Re: SU+J systems do not fsck themselves

2011-12-27 Thread Xin LI
On Tue, Dec 27, 2011 at 1:53 PM, David Thiel
l...@redundancy.redundancy.org wrote:
 I've had multiple machines now (9.0-RC3, amd64, i386 and earlier
 9-CURRENT on ppc) running SU+J that have had unexplained panics and
 crashes start happening relating to disk I/O. When I end up running a
 full fsck, it keeps turning out that the disk is dirty and corrupted,
 but no mechanism is in place with SU+J to detect and fix this.
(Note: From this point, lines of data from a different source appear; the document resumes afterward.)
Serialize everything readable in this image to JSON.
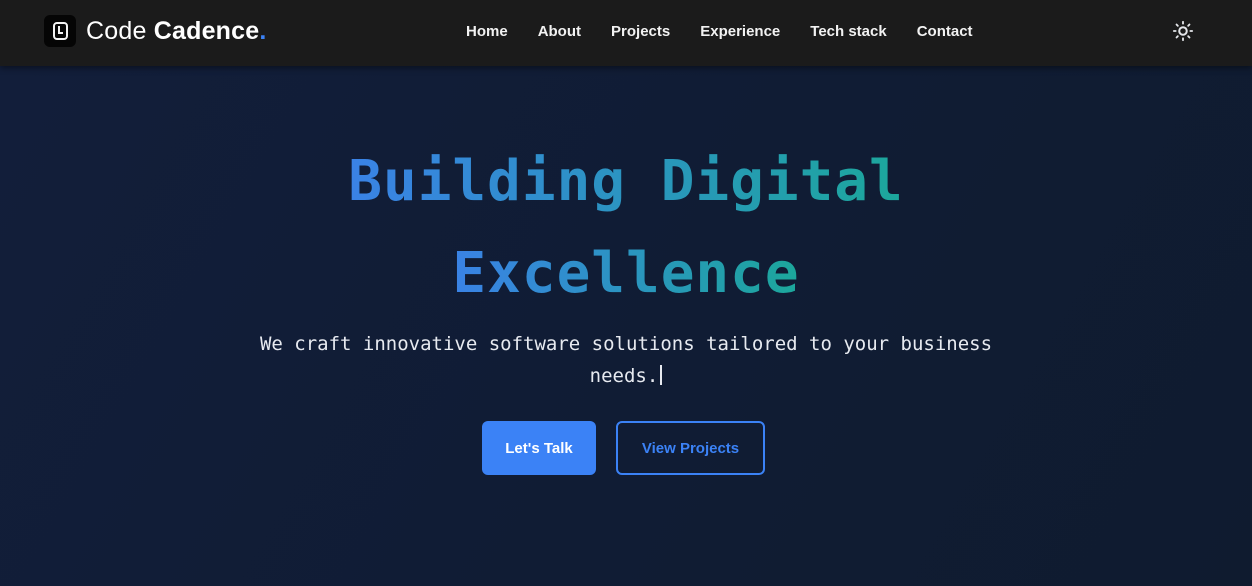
{
  "brand": {
    "prefix": "Code",
    "name": "Cadence",
    "dot": ".",
    "accent": "#3b82f6"
  },
  "nav": {
    "items": [
      {
        "label": "Home"
      },
      {
        "label": "About"
      },
      {
        "label": "Projects"
      },
      {
        "label": "Experience"
      },
      {
        "label": "Tech stack"
      },
      {
        "label": "Contact"
      }
    ],
    "theme_toggle_icon": "sun-icon"
  },
  "hero": {
    "headline_line1": "Building Digital",
    "headline_line2": "Excellence",
    "gradient_start": "#3a82e6",
    "gradient_end": "#1ca79b",
    "subtitle_line1": "We craft innovative software solutions tailored to your business",
    "subtitle_line2": "needs.",
    "primary_button": "Let's Talk",
    "secondary_button": "View Projects"
  }
}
A bgfsck
 never happens, but a manual fsck in single-user does indeed fix the
 crashing and weird behavior. Others have tested their SU+J volumes and
 found them to have errors as well. This makes me super nervous.

 Basically, the way SU+J seems to operate is this:

 http://redundancy.redundancy.org/fscklog2

 Oh hey, I see you shut down uncleanly, let's check everything looks
 good, off you go, whee

 Until I actually go and fsck, when I get:

 http://redundancy.redundancy.org/fscklog1

 So, I understand that journalling doesn't replace the need for a
 potential fsck (though I never had this problem with gjournal), but
 without a way for the system to detect that a fsck is necessary, this
 seems pretty much a guaranteed recipe for data corruption, and seems to
 offer little to no benefit over plain SU+fsck, or even just mounting
 async.

 So: is everyone else seeing this? Am I misunderstanding how SU+J should
 be used? How should the error resolution process really happen?

I'm not sure if your experiments are right here, the second log shows
you're running it read-only, which is likely caused by running it on
live file system.  What I would suggest to do is:

 - Reset the system while it's running;
 - Boot into single user mode;
 - 'dd' the disk image to an image;
 - Boot the system normally and:
- use mdconfig -a -t vnode -f on copy of the image
- use journalled fsck;
- use normal fsck to check if the journalled fsck did the right thing.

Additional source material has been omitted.